View From the Bunker: The MVP Of Coaches

By Ron Sirak Photos by Getty Images
October 29, 2007

Gilchrist with former student Michelle Wie.

Rodney Dangerfield has nothing on Gary Gilchrist. The guy just can't get no respect. But for someone who got big-footed twice in an extremely short period of time, the affable 43-year-old South African may end up getting the last laugh on a couple of his more high-profile colleagues. Gilchrist has had a pretty good year -- for a guy who lost his job.

Gilchrist, you remember, was Michelle Wie's swing coach back when her gloriously fluid motion led Tom Lehman to dub her "The Big Wiesy," an homage to the wonderful rhythm of Ernie Els -- the Big Easy. But right about the time Wie was becoming a media darling, David Leadbetter, for whom Gilchrist worked, decided to take over teaching her. How's that working out?

Next Gilchrist popped up at the International Junior Golf Academy on Hilton Head Island which, during his tenure, turned out 2005 U.S. Girls' Junior champion In-Kyung Kim, 2006 Duramed Futures Tour player of the year Song-Hee Kim and this year's U.S. Women's Amateur champion, Maria José Uribe. But the folks at the IJGA decided to go more upscale and brought in Hank Haney -- he of Tiger Woods fame -- to run the show. Exit Gilchrist.

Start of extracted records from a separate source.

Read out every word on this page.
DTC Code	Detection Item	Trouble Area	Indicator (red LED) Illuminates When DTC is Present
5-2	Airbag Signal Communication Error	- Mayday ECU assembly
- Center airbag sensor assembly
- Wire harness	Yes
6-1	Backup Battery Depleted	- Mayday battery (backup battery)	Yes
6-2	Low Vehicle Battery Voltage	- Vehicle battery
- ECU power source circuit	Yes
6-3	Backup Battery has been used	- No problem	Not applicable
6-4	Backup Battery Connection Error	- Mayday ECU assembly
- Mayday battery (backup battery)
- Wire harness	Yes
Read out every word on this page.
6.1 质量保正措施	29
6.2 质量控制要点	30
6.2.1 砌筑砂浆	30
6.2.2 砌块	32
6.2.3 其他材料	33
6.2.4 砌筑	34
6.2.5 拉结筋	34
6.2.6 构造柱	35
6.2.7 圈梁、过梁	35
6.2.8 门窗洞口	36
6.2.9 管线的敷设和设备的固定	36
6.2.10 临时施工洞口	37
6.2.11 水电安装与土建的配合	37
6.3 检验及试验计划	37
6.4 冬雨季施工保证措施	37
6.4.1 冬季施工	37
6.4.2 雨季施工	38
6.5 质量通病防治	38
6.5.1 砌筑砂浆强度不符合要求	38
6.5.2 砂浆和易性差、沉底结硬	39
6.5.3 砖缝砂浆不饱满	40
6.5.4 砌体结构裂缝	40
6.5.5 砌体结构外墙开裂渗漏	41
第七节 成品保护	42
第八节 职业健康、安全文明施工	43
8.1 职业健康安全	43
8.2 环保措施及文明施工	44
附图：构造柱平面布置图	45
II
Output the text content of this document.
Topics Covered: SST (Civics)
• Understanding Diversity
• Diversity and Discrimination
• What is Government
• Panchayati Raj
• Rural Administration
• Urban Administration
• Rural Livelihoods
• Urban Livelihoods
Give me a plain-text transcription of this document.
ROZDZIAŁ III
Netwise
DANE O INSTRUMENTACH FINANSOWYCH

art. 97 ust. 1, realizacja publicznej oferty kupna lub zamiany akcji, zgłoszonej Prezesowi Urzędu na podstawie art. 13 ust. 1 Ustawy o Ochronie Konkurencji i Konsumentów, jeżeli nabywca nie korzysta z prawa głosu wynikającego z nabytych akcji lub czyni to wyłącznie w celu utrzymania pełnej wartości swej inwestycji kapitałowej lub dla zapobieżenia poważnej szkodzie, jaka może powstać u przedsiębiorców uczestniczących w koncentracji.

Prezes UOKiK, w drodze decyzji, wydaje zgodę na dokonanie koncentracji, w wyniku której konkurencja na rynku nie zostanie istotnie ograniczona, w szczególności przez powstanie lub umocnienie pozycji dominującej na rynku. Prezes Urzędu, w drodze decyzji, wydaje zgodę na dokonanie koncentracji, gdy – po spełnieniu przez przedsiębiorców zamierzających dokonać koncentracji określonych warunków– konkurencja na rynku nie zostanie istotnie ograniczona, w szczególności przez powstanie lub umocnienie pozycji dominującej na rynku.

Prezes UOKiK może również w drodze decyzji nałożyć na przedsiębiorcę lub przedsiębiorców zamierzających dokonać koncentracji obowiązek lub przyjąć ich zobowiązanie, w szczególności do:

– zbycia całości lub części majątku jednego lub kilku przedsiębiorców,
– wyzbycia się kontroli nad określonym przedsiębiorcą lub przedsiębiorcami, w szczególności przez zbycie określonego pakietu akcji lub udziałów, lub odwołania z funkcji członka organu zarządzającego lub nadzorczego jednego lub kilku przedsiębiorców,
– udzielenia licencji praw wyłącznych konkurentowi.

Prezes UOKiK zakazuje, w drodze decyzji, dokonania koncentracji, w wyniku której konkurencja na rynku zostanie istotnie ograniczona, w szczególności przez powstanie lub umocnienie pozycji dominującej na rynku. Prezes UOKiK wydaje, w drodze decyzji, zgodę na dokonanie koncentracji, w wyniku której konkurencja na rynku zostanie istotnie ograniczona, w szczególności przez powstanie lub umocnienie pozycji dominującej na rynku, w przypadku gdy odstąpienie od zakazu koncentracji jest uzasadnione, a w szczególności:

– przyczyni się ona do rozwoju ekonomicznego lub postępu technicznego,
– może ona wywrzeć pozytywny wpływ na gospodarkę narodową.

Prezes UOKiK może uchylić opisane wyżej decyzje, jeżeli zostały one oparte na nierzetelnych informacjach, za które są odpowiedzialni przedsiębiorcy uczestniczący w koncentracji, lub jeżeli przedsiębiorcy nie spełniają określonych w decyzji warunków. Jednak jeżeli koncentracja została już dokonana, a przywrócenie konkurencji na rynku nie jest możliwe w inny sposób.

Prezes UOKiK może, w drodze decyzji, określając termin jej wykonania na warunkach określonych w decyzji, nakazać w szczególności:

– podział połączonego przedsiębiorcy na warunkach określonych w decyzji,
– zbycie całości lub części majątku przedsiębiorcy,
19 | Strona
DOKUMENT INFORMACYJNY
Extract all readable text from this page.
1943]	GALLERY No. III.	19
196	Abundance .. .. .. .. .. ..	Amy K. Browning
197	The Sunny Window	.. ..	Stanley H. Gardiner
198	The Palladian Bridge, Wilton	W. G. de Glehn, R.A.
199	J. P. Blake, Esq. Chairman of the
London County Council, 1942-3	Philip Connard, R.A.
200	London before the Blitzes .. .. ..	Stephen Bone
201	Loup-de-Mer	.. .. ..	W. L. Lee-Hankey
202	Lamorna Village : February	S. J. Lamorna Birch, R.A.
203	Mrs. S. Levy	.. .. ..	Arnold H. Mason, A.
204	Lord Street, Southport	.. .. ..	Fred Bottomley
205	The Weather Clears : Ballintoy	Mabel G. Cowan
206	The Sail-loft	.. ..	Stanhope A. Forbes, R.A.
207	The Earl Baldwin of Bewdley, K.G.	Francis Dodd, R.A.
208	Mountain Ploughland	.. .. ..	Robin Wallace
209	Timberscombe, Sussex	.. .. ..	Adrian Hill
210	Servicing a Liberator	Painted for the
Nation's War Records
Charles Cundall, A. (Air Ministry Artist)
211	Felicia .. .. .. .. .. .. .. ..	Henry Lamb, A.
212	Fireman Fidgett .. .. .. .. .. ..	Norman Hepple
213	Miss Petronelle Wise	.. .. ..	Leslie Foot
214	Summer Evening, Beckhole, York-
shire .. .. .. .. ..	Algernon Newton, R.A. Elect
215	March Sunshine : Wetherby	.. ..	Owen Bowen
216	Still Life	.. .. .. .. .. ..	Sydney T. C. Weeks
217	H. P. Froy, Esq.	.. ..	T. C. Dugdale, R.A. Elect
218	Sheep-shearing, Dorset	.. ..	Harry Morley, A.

Meantime, last winter Gilchrist started working with Suzann Pettersen, teaming with mental-game gurus Lynn Marriott and Pia Nilsson in an effort to get the then-25-year-old Norwegian (and career nonwinner) to fulfill her potential. Five LPGA victories later -- including one major title and a near-miss in another -- it seems safe to say Mission Accomplished. Still, Gilchrist is a man looking for a school. "There is no one in the industry better than me in junior golf," Gilchrist said Sunday from his home in Hilton Head after Pettersen eagled the last hole to win the Honda LPGA Thailand tournament by one stroke. "I teach the whole person. I don't make everyone try to swing the same way. What's a great swing? The one you believe in."

Besides Pettersen, Gilchrist works with LPGA players Nicole Perrot, Mhairi McKay, Candy Hanneman and Allison Hanna-Williams, as well as Peter Hedblom on the men's European Tour. Gilchrist left the IJGA rather than work in Haney's shadow and because their teaching philosophies differ.

Gilchrist, who describes himself as a coach rather than an instructor, says his family is ready to relocate and that he would like to find a place to teach in Orlando, where Pettersen is based. Meanwhile, he has a player who has emerged as second only to Lorena Ochoa in women's golf. "The great thing about Suzann is that you don't have to teach her how to compete," Gilchrist says. "She is all about competing. All I had to do was build her confidence."

Speaking of confidence, there's an ex-Gilchrist student at Stanford who could use a big dose of that right now. "She needs to get less technical, not more," Gilchrist says of Wie, perhaps wondering what could have been. "She needs to feel it, not think about it."

And Gilchrist needs a place to call home.